The closer trans-Atlantic ties that resulted both directly and indirectly from the Afghanistan war did pay dividends—both diplomatic, as in the multilateral nuclear deal with Iran, and military, as in Washington’s recommitment to European territorial defense in the aftermath of Russia’s annexation of Crimea. But they also came at the cost of advancing Europe’s ability to act alone militarily when necessary. Despite a recent resurgence in calls for European strategic autonomy—nowhere more vocally than Paris under President Emmanuel Macron—the events of the past four months once again highlighted Europe’s impotence to act independently of Washington. When Biden declared the U.S. would head for the exits, European capitals complained about not being consulted on the decision, but quickly made their own plans for quitting the country, too.
There are already calls for Europe to learn the lesson of the debacle of the past week and once and for all commit to equipping itself with the ability to project force collectively and autonomously. The reaction reflects a sense of betrayal that is real. The four years of Donald Trump’s presidency, after all, were supposed to be an aberration. Biden’s promise that “America is back” now takes on a different connotation, with room for interpretation about which America he is referring to.
But the damage to trans-Atlantic ties is unlikely to endure, for the simple reason that Europeans have no real alternative to the U.S. security umbrella, and they show no real interest in providing one for themselves.
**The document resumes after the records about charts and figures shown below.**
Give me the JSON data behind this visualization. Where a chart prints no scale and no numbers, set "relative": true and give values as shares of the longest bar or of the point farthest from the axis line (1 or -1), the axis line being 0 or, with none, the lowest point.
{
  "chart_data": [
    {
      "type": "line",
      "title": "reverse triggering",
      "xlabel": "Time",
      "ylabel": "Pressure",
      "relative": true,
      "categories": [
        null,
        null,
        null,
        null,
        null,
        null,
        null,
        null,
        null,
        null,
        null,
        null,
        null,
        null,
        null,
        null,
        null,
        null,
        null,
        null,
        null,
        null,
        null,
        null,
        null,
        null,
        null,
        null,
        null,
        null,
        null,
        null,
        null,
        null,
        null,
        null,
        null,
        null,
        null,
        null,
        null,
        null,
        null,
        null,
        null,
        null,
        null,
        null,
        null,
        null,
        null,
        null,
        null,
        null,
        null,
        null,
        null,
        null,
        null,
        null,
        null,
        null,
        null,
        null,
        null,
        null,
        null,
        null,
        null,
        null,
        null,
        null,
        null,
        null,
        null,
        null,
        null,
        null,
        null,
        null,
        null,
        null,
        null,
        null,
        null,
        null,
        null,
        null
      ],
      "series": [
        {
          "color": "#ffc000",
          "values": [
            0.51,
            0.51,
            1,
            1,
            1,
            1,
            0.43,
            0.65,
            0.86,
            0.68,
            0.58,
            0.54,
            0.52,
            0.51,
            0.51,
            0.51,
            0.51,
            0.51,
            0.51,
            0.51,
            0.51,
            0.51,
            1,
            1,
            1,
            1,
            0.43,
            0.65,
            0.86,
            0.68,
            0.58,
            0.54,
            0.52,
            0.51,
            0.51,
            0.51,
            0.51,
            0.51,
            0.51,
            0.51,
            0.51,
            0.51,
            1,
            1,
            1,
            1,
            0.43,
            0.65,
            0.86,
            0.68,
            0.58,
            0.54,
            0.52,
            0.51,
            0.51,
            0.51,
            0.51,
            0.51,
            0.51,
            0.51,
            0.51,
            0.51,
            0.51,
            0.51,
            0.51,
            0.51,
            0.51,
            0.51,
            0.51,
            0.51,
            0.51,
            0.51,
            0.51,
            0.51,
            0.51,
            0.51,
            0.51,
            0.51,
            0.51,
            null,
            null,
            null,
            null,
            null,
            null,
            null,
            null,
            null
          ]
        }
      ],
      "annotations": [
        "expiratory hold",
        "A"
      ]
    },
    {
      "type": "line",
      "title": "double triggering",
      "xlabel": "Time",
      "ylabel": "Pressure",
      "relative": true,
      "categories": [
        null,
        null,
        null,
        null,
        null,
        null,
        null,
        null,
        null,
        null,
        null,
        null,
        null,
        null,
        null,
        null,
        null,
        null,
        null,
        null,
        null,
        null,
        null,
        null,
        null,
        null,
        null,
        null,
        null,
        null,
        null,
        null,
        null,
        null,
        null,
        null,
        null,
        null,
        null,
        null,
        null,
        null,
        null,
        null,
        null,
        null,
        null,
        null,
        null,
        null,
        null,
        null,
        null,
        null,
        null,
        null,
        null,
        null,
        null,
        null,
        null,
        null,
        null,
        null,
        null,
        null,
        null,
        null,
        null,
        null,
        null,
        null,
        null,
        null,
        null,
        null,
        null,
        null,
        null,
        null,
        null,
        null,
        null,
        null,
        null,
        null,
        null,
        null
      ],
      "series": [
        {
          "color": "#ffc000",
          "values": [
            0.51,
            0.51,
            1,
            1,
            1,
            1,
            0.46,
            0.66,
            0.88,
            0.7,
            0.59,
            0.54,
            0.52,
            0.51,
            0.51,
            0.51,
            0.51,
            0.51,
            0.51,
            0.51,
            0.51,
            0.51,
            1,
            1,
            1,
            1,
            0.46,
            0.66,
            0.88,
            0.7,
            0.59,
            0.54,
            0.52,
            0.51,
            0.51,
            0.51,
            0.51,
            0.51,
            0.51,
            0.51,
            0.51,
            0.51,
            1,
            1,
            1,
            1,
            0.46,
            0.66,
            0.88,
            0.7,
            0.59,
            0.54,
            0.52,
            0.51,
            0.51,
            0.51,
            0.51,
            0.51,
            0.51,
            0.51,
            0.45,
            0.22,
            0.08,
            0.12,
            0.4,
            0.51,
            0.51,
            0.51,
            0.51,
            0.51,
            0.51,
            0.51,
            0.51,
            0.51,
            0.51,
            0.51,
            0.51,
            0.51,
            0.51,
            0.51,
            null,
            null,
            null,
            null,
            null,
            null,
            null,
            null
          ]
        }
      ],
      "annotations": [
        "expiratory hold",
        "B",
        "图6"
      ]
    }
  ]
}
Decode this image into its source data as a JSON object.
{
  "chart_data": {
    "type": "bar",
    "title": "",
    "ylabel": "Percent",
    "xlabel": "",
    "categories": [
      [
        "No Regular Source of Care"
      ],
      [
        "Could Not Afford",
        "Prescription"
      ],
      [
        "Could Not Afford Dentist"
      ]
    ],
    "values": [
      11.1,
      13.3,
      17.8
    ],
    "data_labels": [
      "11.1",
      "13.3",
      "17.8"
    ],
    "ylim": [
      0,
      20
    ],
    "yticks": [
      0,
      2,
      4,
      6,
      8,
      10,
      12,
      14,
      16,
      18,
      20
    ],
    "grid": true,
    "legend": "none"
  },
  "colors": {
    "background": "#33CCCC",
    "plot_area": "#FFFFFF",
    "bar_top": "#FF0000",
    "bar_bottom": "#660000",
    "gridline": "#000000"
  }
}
The reality is that Europe is likely to learn an altogether different lesson from the Afghanistan war, namely that it is better off not venturing out into the world in search of demons to fight—and nations to build.
This is all the more probable given the radical changes that Europe has undergone in the 20 years since the beginning of the war in Afghanistan. For the first decade thereafter, the EU portrayed itself as a different and novel kind of global power, one that advanced its interests by the force of attraction rather than coercion, based on openness and integration within, and engagement without. That changed markedly in the years following the European debt crisis, but even so, when Hungarian Prime Minister Viktor Orban first sealed his country’s borders to asylum-seekers at the height of the 2015 migration crisis, the initial reaction across most of Europe was outrage.
Fast forward six years and, as Aris Roussinos noted recently, building walls is now Europe’s first instinct when it comes to addressing migration. That is almost certain to be the reaction to the outflow of Afghans fleeing Taliban rule that will soon begin arriving at Europe’s frontiers.
A decade and more ago, former French Foreign Minister Hubert Vedrine was fond of saying, “Europe must choose between becoming a global power or an enormous Switzerland.” At the time, when the promise of globalization seemed like a worthy prize to defend against the transnational threats emerging from fragile states like Afghanistan at the periphery, the choice seemed obvious: Europe must relearn the language of hard power.
In the aftermath of the collective Western failures in Iraq, Libya, Somalia, the Sahel, the Central African Republic and now Afghanistan, and in a moment when the biggest transnational threat—climate change—has emerged not from the periphery, but from the heart of the developed West, there is less enthusiasm for shaping distant events by force of arms. A more likely scenario, then, is the emergence of a walled-off Fortress Europe, one that opens its gates to business travelers and wealthy tourists, but few others.
If so, Afghanistan will not have been the sole cause, or even perhaps the most important one. But it certainly contributed to Europe’s transformation from a power seeking to attract and even heal the world, to a power seeking to protect itself from the world.